In occasione dell’uscita del singolo Francesca e del suo debutto al cinema come voce narrante del film Bambi di Michel Fessler, Francesca Michielin si è raccontata in una lunga intervista a Vanity Fair, parlando di musica, crescita, spiritualità e consapevolezza.

Prestare la propria voce a Bambi è stata per la Michielin un’occasione di sperimentazione e immersione emotiva. Il racconto originale, scritto da Felix Salten in fuga dal nazismo, ha colpito l’artista per la sua stratificazione di significati. «Mi ha attratta la possibilità di narrare una storia così densa di simbologia legata alla natura e alla rinascita», spiega. Il doppiaggio, realizzato con Lucky Red e il direttore Federico Zanandrea, l’ha riportata nel suo ambiente naturale: lo studio di registrazione.

Con il suo ultimo singolo, Francesca Michielin prova a ricomporsi, attraversando i ricordi dell’infanzia e le ferite dell’età adulta. «Sto cercando di far convivere due parti di me: quella bambina, ingenua, e quella adulta, consapevole del dolore», racconta. Il brano, volutamente ambiguo nel tempo verbale, gioca sul filo tra passato e presente, in un tentativo di riconnessione profonda.

Il singolo è nato da un periodo complesso, segnato anche da problemi di salute. «Non riconoscere più il proprio corpo è stato destabilizzante. Ma anche il fallimento ha avuto il suo valore: mi ha permesso di svegliarmi fuori, come dice mia nonna, e tornare a essere autentica».

Francesca Michielin ricorda l’infanzia vissuta in provincia come una sfida: «Se sei diversa, vieni etichettata. Ho dovuto lasciare l’atletica per la pressione costante del giudizio». La musica è stata la sua salvezza, il mezzo per trovare il proprio posto nel mondo.

Anche il bullismo ha lasciato segni, non solo da adolescente: «Esiste anche da adulti, sui social e nella vita. Ma ogni incontro, anche quello sbagliato, ti insegna qualcosa».

Per la Michielin l’arte nasce dall’ascolto, dal confronto e dalla voglia di guardarsi dentro. «L’ispirazione ha qualcosa di spirituale. Credo molto nella frase di Dante: “Piove dentro l’alta fantasia”». E aggiunge: «Per raccontare il dolore bisogna conoscerlo. Miyazaki dice che certe emozioni vanno vissute prima di essere narrate, e io sono d’accordo».

Il 4 ottobre, l’artista sarà protagonista all’Arena di Verona con “michielin30 – tutto in una notte”, un concerto-evento per celebrare la sua carriera. «Fa paura, ma ho voglia di dare il massimo», confessa. Un luogo mitico, sognato fin da bambina guardando il Festivalbar, e scoperto per la prima volta dal vivo con un concerto di Jovanotti.

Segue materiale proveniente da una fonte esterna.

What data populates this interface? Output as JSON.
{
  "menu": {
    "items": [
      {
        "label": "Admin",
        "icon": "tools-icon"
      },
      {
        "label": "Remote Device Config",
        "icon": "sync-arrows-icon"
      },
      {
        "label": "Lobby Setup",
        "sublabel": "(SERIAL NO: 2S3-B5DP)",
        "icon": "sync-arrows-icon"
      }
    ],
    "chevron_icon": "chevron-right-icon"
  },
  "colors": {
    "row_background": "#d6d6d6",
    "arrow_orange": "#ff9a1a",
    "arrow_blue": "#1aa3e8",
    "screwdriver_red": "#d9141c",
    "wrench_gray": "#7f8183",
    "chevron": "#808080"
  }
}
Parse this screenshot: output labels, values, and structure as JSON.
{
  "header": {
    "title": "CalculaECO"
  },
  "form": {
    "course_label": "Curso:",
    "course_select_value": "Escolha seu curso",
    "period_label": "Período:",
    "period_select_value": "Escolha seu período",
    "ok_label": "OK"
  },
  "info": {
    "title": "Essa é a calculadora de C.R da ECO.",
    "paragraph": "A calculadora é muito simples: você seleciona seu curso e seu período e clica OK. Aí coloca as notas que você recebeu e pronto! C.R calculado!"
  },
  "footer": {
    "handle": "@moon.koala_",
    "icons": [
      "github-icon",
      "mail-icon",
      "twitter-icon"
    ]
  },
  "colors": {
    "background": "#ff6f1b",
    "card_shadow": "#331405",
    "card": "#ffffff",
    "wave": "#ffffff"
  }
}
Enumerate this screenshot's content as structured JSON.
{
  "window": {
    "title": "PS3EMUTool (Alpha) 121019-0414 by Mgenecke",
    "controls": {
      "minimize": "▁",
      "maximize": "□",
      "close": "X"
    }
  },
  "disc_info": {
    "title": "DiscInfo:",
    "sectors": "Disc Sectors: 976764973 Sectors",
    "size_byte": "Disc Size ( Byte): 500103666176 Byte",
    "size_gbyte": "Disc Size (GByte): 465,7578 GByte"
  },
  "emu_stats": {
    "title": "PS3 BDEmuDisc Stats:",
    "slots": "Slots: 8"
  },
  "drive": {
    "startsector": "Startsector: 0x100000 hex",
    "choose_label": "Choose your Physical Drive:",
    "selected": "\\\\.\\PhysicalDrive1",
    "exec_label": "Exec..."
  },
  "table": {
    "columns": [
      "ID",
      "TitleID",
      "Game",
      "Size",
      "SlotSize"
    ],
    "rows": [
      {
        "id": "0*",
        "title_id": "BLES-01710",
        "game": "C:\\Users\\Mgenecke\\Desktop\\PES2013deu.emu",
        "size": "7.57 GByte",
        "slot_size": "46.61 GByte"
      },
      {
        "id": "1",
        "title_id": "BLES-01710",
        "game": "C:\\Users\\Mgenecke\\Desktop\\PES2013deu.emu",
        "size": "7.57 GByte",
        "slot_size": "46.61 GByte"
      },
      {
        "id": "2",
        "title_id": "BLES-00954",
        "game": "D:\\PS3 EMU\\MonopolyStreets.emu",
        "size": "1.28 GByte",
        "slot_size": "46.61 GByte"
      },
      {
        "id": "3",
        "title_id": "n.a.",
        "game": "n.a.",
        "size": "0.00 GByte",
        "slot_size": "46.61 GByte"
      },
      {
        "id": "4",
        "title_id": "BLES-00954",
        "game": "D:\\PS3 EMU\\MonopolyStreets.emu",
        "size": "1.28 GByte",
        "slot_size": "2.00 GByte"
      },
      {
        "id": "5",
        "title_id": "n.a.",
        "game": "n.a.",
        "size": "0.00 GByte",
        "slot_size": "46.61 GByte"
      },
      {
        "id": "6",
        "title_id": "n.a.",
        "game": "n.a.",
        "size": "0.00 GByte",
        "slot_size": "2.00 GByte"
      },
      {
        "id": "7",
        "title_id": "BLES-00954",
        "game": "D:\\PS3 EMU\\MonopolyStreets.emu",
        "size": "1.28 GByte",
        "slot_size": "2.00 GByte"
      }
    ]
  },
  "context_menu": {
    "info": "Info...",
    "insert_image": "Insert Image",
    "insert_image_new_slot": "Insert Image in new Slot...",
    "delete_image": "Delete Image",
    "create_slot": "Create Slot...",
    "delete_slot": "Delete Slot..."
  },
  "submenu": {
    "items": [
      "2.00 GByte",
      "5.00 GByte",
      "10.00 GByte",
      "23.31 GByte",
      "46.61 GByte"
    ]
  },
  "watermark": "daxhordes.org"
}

«Ho avuto la fortuna di incontrare veri maestri come Battiato, Elisa, Giorgia, Jovanotti. Persone che condividono la propria esperienza con generosità», racconta. E se nella vita si incontrano anche “i soliti stronzi”, come suggeriva Arbasino, Francesca non ha dubbi: «Sono più i maestri che mi hanno aiutata».

Riflette anche sulla percezione del tempo e dell’età in Italia: «A trent’anni potresti iniziare da capo, ma vieni considerata già vecchia. Mentre presentatori cinquantenni vengono definiti giovani». Un controsenso culturale che pesa, soprattutto sulle donne.

Francesca confessa di essere piena di dubbi: «Ne ho almeno uno al mese. Ma come mi ha detto uno psicologo: i grandi filosofi credono nel dubbio, gli stolti nella certezza». E anche nella musica, sostiene, non bisogna credere troppo al mito della spontaneità. «È un lavoro di artigianato. Servono pazienza e continuità».

Oggi casa, per Francesca, è dove c’è la natura. È un’idea più che un luogo fisico. La creatività, invece, nasce dal dialogo, dalla curiosità, dall’empatia.

«La musica deve essere libera, ma ci sono parole che vanno evitate se usate in modo offensivo. Io, ad esempio, non ho mai detto la n-word. Il rispetto viene prima».

«Oggi mi sento diversa, eppure sempre la stessa. Sto recuperando la mia parte bambina». E se la musica è davvero di chi ci si rivede, allora “Francesca” non è solo un singolo: è un abbraccio collettivo tra artista e pubblico.

Un regalo? «Il mio piano a coda, comprato con i soldi della musica. È come se si fosse chiuso un cerchio».